Dopo aver perso il 14% in sette sedute ieri l’indice settoriale europeo Stoxx 600 Auto si è ripreso guadagnando il 3,20%. La notizia degli sgravi fiscali introdotti dalla Cina per rilanciare il mercato dell’auto ha sicuramente favorito il rimbalzo. Nel complesso però è stato soprattutto per motivazioni tecniche che le azioni delle società automobilistiche, al pari degli altri settori merceologici, hanno ripreso quota. Ieri era l’ultima seduta del trimestre ed è assai probabile che chi aveva preso posizioni ribassiste sul mercato azionario europeo abbia voluto monetizzare la scommessa chiudendo queste posizioni favorendo così la risalita dei prezzi. «È sbagliato interpretare questo rialzo con l’idea che il peggio sia alle spalle» sostiene Kit Juckes strategist di Societe Generale, convinto che nel quarto trimestre dell’anno «solo pochi e coraggiosi investitori si avventureranno a scommettere sul mercato azionario o sulle depresse valute dei mercati emergenti».
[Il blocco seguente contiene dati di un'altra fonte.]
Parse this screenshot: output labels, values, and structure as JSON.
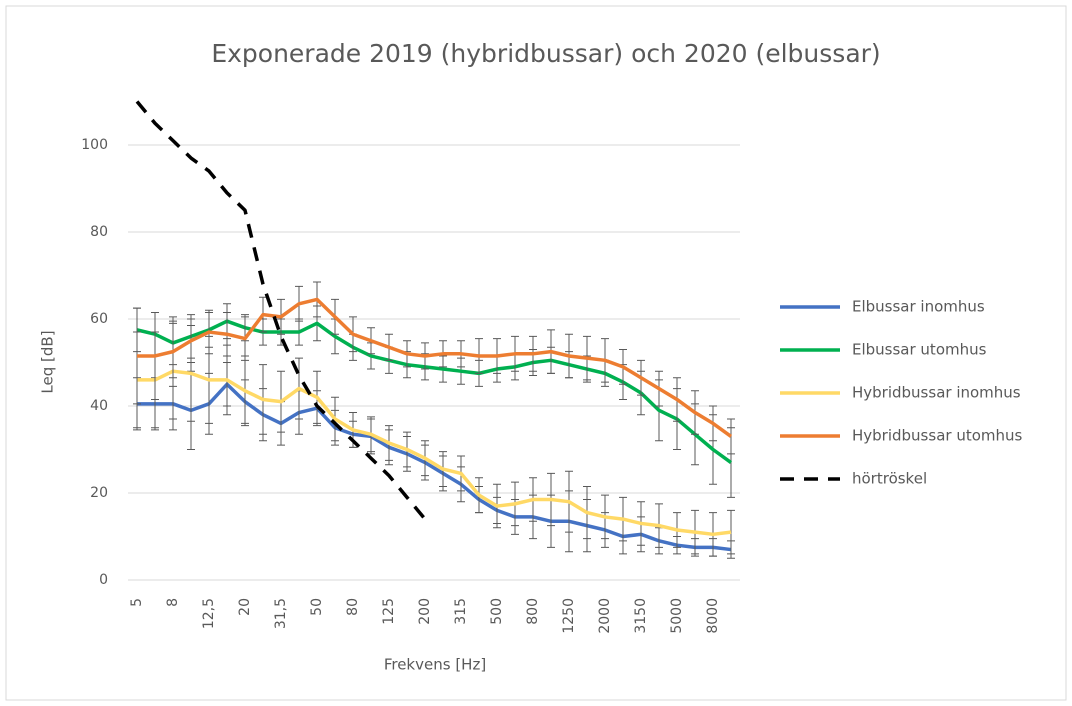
{
  "chart_data": {
    "type": "line",
    "title": "Exponerade 2019 (hybridbussar) och 2020 (elbussar)",
    "x_label": "Frekvens [Hz]",
    "y_label": "Leq [dB]",
    "categories": [
      "5",
      null,
      "8",
      null,
      "12,5",
      null,
      "20",
      null,
      "31,5",
      null,
      "50",
      null,
      "80",
      null,
      "125",
      null,
      "200",
      null,
      "315",
      null,
      "500",
      null,
      "800",
      null,
      "1250",
      null,
      "2000",
      null,
      "3150",
      null,
      "5000",
      null,
      "8000",
      null
    ],
    "ylim": [
      0,
      110
    ],
    "yticks": [
      0,
      20,
      40,
      60,
      80,
      100
    ],
    "grid": true,
    "legend": "right",
    "series": [
      {
        "name": "Elbussar inomhus",
        "color": "#4472c4",
        "values": [
          40.5,
          40.5,
          40.5,
          39,
          40.5,
          45,
          41,
          38,
          36,
          38.5,
          39.5,
          35,
          33.5,
          33,
          30.5,
          29,
          27,
          24.5,
          22,
          18.5,
          16,
          14.5,
          14.5,
          13.5,
          13.5,
          12.5,
          11.5,
          10,
          10.5,
          9,
          8,
          7.5,
          7.5,
          7
        ],
        "errors": [
          6,
          6,
          6,
          9,
          7,
          5,
          5,
          6,
          5,
          5,
          4,
          4,
          3,
          4,
          4,
          4,
          4,
          4,
          4,
          3,
          3,
          4,
          5,
          6,
          7,
          6,
          4,
          4,
          4,
          3,
          2,
          2,
          2,
          2
        ]
      },
      {
        "name": "Elbussar utomhus",
        "color": "#00b050",
        "values": [
          57.5,
          56.5,
          54.5,
          56,
          57.5,
          59.5,
          58,
          57,
          57,
          57,
          59,
          56,
          53.5,
          51.5,
          50.5,
          49.5,
          49,
          48.5,
          48,
          47.5,
          48.5,
          49,
          50,
          50.5,
          49.5,
          48.5,
          47.5,
          45.5,
          43,
          39,
          37,
          33.5,
          30,
          27
        ],
        "errors": [
          5,
          5,
          5,
          5,
          4,
          4,
          3,
          3,
          3,
          3,
          4,
          4,
          3,
          3,
          3,
          3,
          3,
          3,
          3,
          3,
          3,
          3,
          3,
          3,
          3,
          3,
          3,
          4,
          5,
          7,
          7,
          7,
          8,
          8
        ]
      },
      {
        "name": "Hybridbussar inomhus",
        "color": "#ffd966",
        "values": [
          46,
          46,
          48,
          47.5,
          46,
          46,
          43.5,
          41.5,
          41,
          44,
          42,
          37,
          34.5,
          33.5,
          31.5,
          30,
          28,
          25.5,
          24.5,
          19.5,
          17,
          17.5,
          18.5,
          18.5,
          18,
          15.5,
          14.5,
          14,
          13,
          12.5,
          11.5,
          11,
          10.5,
          11
        ],
        "errors": [
          11,
          11,
          11,
          11,
          10,
          8,
          8,
          8,
          7,
          7,
          6,
          5,
          4,
          4,
          4,
          4,
          4,
          4,
          4,
          4,
          5,
          5,
          5,
          6,
          7,
          6,
          5,
          5,
          5,
          5,
          4,
          5,
          5,
          5
        ]
      },
      {
        "name": "Hybridbussar utomhus",
        "color": "#ed7d31",
        "values": [
          51.5,
          51.5,
          52.5,
          55,
          57,
          56.5,
          55.5,
          61,
          60.5,
          63.5,
          64.5,
          60.5,
          56.5,
          55,
          53.5,
          52,
          51.5,
          52,
          52,
          51.5,
          51.5,
          52,
          52,
          52.5,
          51.5,
          51,
          50.5,
          49,
          46.5,
          44,
          41.5,
          38.5,
          36,
          33
        ],
        "errors": [
          11,
          10,
          8,
          5,
          5,
          5,
          5,
          4,
          4,
          4,
          4,
          4,
          4,
          3,
          3,
          3,
          3,
          3,
          3,
          4,
          4,
          4,
          4,
          5,
          5,
          5,
          5,
          4,
          4,
          4,
          5,
          5,
          4,
          4
        ]
      },
      {
        "name": "hörtröskel",
        "color": "#000000",
        "line_style": "dashed",
        "values": [
          110,
          105,
          101,
          97,
          94,
          89,
          85,
          68,
          56,
          47,
          40,
          36,
          32,
          28,
          24,
          19,
          14,
          null,
          null,
          null,
          null,
          null,
          null,
          null,
          null,
          null,
          null,
          null,
          null,
          null,
          null,
          null,
          null,
          null
        ]
      }
    ]
  }
}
Non basta certo una giornata seppur positiva per scacciare gli elementi di incertezza che hanno condizionato e continueranno a condizionare i mercati in questi mesi. Orientarsi in questa fase di volatilità è operazione difficile. Si prenda il caso del «market mover» per eccellenza: la Fed. Benché il presidente della banca centrale Usa Janet Yellen abbia di recente confermato la propria intenzione di alzare il costo del denaro entro l’anno, gli investitori non sembrano crederci più di tanto: il mercato dei futures sconta una probabilità inferiore al 50% che questo avvenga.
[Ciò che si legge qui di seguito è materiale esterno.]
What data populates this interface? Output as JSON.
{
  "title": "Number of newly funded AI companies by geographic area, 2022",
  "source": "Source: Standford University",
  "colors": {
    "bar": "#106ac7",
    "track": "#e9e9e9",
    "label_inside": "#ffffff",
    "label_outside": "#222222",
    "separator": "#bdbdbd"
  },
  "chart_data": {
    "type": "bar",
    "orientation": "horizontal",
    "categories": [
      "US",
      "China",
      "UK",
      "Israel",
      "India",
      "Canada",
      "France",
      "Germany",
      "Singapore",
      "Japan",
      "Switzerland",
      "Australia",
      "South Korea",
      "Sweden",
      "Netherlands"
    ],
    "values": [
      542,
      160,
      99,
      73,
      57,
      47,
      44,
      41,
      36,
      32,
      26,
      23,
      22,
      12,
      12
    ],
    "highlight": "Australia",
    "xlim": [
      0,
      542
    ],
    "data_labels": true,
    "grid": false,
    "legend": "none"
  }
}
Più prevedibile sulla carta potrebbe essere la Bce che, nell’opinione di molti, dovrebbe estendere ammontare e durata del suo piano di Quantitative easing. Soprattutto alla luce di una dinamica dei prezzi che stenta a decollare come dimostrano i dati pubblicati ieri da Eurostat che hanno certificato una flessione dello 0,1% dei prezzi al consumo a settembre.
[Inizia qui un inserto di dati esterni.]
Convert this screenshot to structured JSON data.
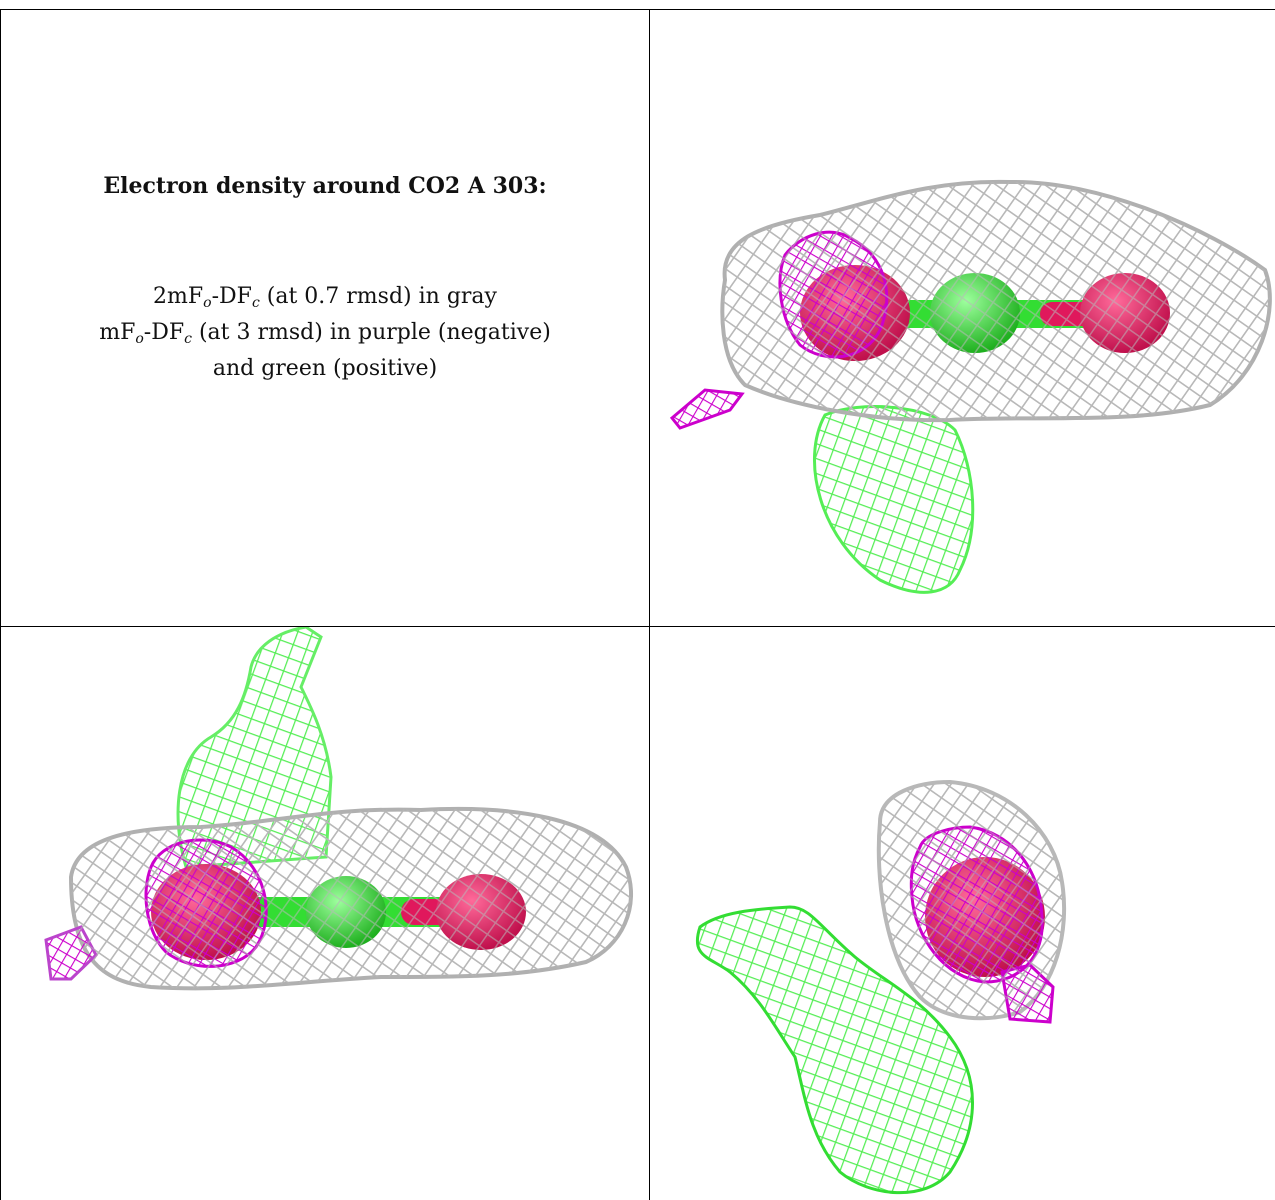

In un rapporto dedicato all’area euro, gli analisti di Standard & Poor’s hanno stimato che il programma di Quantitative Easing sarà prolungato oltre il suo termine del settembre 2016. La previsione è che si vada «fino alla metà del 2018» con «un ammontare esteso fino a 2.400 miliardi di euro, più del doppio rispetto ai 1.100 miliardi previsti in origine». Secondo gli esperti dell’agenzia l’inflazione resterà a lungo lontana dall’obiettivo della Bce e ciò manterrà al ribasso la pressione sui rendimenti dei titoli di Stato.
Come del resto si può notare chiaramente osservando il grafico del tasso BTp che ieri ha toccato un minimo all’1,71%, soglia che non si vedeva da maggio di quest’anno. Alla luce di queste considerazioni va letta anche la debolezza della moneta unica, che ieri si è confermata sotto la soglia di 1,12 dollari.